Kinematic effect in gravitational lensing by clusters of galaxies

TL;DR

This paper examines how the kinematic motion of galaxy clusters, including translation and rotation, affects gravitational lensing measurements, concluding that these effects are generally negligible but could, in principle, be detected with future technology.

Contribution

It provides a detailed analysis of the impact of cluster motion on gravitational lensing, quantifying the effects and discussing potential observational signatures.

Findings

Peculiar motion causes less than 0.3% error in mass estimates.

Spin effects are less than 0.04% for strong lensing and 0.5% for weak lensing in massive clusters.

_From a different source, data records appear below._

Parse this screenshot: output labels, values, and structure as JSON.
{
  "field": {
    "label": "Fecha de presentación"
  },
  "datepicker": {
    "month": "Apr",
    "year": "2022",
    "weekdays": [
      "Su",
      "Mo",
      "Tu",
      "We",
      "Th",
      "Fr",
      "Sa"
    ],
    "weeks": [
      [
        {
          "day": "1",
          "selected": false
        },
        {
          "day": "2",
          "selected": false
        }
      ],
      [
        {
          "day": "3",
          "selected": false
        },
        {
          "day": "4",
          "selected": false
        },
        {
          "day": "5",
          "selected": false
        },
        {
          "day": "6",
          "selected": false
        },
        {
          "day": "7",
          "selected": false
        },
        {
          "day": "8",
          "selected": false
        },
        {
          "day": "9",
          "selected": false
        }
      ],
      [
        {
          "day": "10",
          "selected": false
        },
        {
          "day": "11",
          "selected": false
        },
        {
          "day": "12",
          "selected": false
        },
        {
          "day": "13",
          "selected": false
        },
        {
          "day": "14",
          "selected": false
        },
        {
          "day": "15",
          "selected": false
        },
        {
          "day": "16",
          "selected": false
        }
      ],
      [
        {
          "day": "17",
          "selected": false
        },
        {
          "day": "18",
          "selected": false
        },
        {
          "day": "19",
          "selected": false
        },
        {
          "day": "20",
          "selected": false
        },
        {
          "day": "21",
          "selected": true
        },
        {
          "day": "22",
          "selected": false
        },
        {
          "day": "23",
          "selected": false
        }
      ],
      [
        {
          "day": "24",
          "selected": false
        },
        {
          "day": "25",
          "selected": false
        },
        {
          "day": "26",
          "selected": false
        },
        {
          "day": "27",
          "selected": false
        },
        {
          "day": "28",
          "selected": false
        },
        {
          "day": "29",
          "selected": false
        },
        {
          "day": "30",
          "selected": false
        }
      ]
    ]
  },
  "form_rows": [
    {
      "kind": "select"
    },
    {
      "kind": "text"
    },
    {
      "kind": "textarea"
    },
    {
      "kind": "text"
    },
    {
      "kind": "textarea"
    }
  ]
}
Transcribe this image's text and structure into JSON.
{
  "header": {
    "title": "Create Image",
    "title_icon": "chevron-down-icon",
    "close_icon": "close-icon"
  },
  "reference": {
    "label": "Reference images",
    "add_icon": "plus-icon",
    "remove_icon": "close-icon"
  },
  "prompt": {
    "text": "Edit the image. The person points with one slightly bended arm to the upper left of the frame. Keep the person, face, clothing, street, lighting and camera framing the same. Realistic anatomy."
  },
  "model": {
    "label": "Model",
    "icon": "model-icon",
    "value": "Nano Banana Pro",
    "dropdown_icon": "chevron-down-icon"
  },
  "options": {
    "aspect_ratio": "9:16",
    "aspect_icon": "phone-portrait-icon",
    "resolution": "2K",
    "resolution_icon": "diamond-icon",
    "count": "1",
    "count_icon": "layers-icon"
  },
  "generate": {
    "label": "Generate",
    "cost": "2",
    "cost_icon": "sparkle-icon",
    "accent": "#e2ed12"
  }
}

Total kinematic effect on mass estimates is below 1%, negligible for current studies.

Abstract

Gravitational lensing provides an efficient tool for the investigation of matter structures, independent of the dynamical or hydrostatic equilibrium properties of the deflecting system. However, it depends on the kinematic status. In fact, either a translational motion or a coherent rotation of the mass distribution can affect the lensing properties. Here, light deflection by galaxy clusters in motion is considered. Even if gravitational lensing mass measurements of galaxy clusters are regarded as very reliable estimates, the kinematic effect should be considered. A typical peculiar motion with respect to the Hubble flow brings about a systematic error < 0.3%, independent of the mass of the cluster. On the other hand, the effect of the spin increases with the total mass. For cluster masses ~ 10^{15}M_{sun}, the effect of the gravitomagnetic term is < 0.04% on strong lensing estimates and < 0.5% in the weak lensing analyses. The total kinematic effect on the mass estimate is then < 1%, which is negligible in current statistical studies. In the weak lensing regime, the rotation imprints a typical angular modulation in the tangential shear distortion. This would allow in principle a detection of the gravitomagnetic field and a direct measurement of the angular velocity of the cluster but the required background source densities are well beyond current tecnological capabilities.